El loco Vera

Frans van den Broek

Solía pasar frente a nuestra casa en el pueblo de mi madre, de bajada del cerro o quizá después de uno de aquellos viajes que lo llevaban de Celendín a Balsas, en el río Marañón, y de vuelta, caminando por las montañas y valles interandinos de la rama central de los Andes del Norte del Perú.
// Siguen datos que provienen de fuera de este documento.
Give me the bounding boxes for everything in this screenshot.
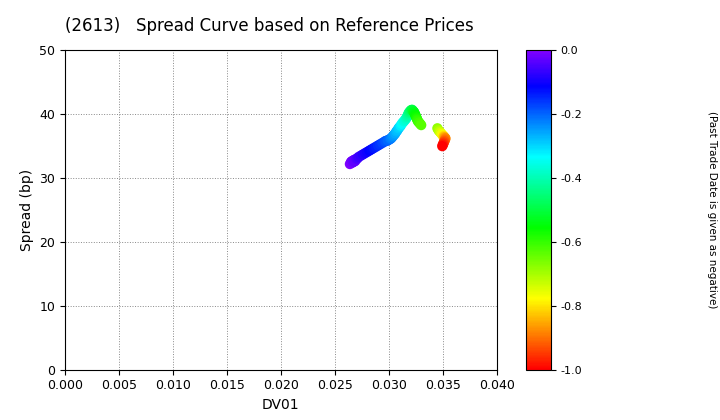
Point [357, 151, 369, 158]
Point [388, 131, 400, 138]
Point [437, 142, 449, 148]
Point [402, 113, 413, 120]
Point [399, 117, 410, 123]
Text: (2613)   Spread Curve based on Reference Prices: (2613) Spread Curve based on Reference P… [65, 17, 474, 35]
Point [432, 125, 444, 131]
Point [390, 128, 402, 135]
Point [404, 108, 415, 115]
Point [370, 144, 382, 150]
Point [405, 107, 417, 114]
Point [384, 136, 396, 142]
X-axis label: DV01: DV01 [262, 398, 300, 412]
Point [438, 140, 449, 147]
Point [374, 141, 386, 147]
Point [385, 135, 397, 142]
Point [410, 113, 422, 120]
Point [347, 158, 359, 164]
Point [372, 142, 384, 149]
Point [440, 135, 451, 142]
Point [346, 158, 357, 165]
Point [437, 132, 449, 139]
Point [368, 145, 379, 152]
Point [412, 117, 423, 123]
Point [364, 147, 375, 154]
Point [402, 112, 413, 119]
Point [408, 108, 419, 115]
Point [348, 158, 360, 165]
Point [438, 139, 449, 146]
Point [406, 106, 418, 113]
Point [347, 159, 359, 165]
Point [397, 119, 409, 126]
Point [398, 118, 410, 125]
Point [400, 116, 412, 122]
Point [393, 125, 405, 131]
Point [395, 122, 406, 129]
Point [410, 112, 421, 118]
Point [390, 130, 401, 137]
Point [436, 143, 448, 150]
Point [387, 133, 399, 139]
Point [439, 136, 451, 143]
Point [435, 129, 446, 136]
Point [366, 146, 377, 153]
Point [351, 155, 362, 162]
Point [394, 123, 405, 130]
Point [396, 121, 408, 127]
Point [386, 134, 397, 141]
Point [346, 160, 358, 166]
Point [433, 128, 445, 135]
Point [413, 119, 425, 126]
Point [412, 118, 423, 125]
Point [407, 107, 418, 114]
Point [351, 155, 363, 162]
Point [411, 116, 423, 122]
Point [379, 138, 390, 145]
Point [409, 110, 420, 117]
Y-axis label: Time in years between 10/1/2024 and Trade Date
(Past Trade Date is given as nega: Time in years between 10/1/2024 and Trad… [707, 81, 720, 339]
Point [414, 121, 426, 127]
Y-axis label: Spread (bp): Spread (bp) [19, 169, 34, 251]
Point [355, 152, 366, 159]
Point [350, 158, 361, 164]
Point [348, 157, 359, 163]
Point [408, 108, 419, 114]
Point [392, 127, 403, 134]
Point [403, 109, 415, 116]
Point [344, 161, 356, 168]
Point [382, 137, 393, 144]
Point [438, 134, 450, 141]
Point [439, 134, 451, 141]
Point [405, 108, 416, 114]
Point [415, 122, 427, 129]
Point [377, 139, 388, 146]
Point [438, 133, 449, 140]
Point [353, 154, 364, 160]
Point [345, 159, 356, 165]
Point [438, 133, 449, 139]
Point [381, 137, 392, 144]
Point [402, 111, 414, 118]
Point [438, 138, 450, 144]
Point [359, 150, 371, 157]
Point [361, 149, 373, 155]
Point [403, 110, 415, 116]
Point [433, 127, 444, 134]
Point [408, 109, 420, 116]
Point [401, 114, 413, 121]
Point [380, 138, 392, 144]
Point [405, 107, 417, 113]
Point [436, 131, 447, 137]
Point [410, 114, 422, 121]
Point [349, 156, 361, 163]
Point [383, 136, 395, 143]
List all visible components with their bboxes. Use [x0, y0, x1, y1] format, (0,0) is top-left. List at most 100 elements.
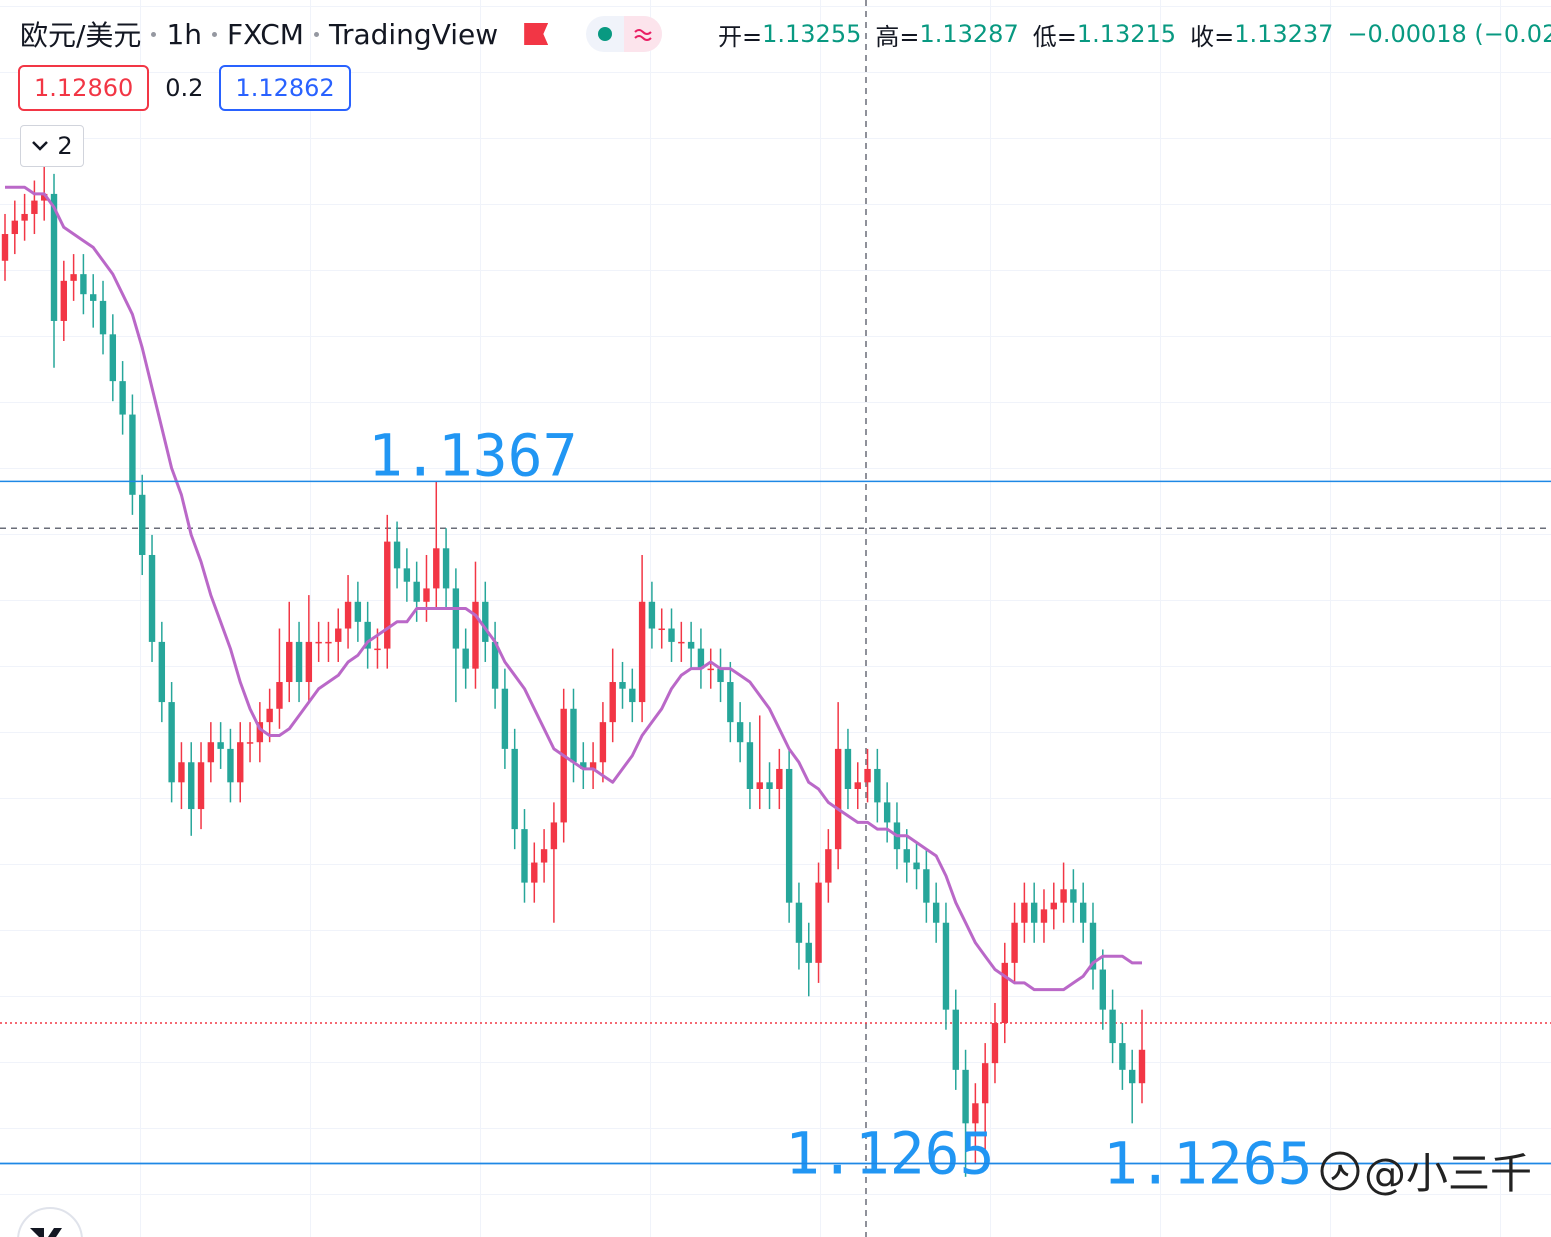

Es terreno peligroso, de abismos y quebradas y cáctuses y alimañas, pero contaban los otros niños del barrio con los que jugaba que al loco Vera no lo mordían las víboras ni las migalas, y que los pumas y osos se apartaban de su camino al verlo venir. No faltaron historias, me parece recordar, en los que se afirmaba que podía hablar con los animales e hipnotizarlos, y algunas veces se hacía acompañar por algún perro vagabundo. Pero casi siempre estaba solo, hablando consigo mismo, ocupado en sabe Dios qué pensamientos o recuerdos, y los rapaces del pueblo le teníamos un poco de miedo, aunque dijeran que era inofensivo y amable, y que le gustaba conversar y contar historias si alguien se avenía a buscarle la palabra. Serían su aspecto desaliñado y sucio, vestido con una camisa vieja y un saco de sus años mozos, y su mirada seria y fija lo que nos asustaba. Su edad me es imposible saberla, ya que bien podía tener 50 años como 30, a la manera de muchos mestizos de la zona a los que olvidan las canas y las arrugas, y mueren tal como llegaron a la adultez. De extrema delgadez, enhiesto como un eucalipto y barbado, tenía algo de quijotesco y de místico, y no solo en apariencia, huelga decirlo, aunque su cruzada personal no sería para deshacer entuertos sino para enfrentarse a lo invisible que lo había llevado al enajenamiento, según decían.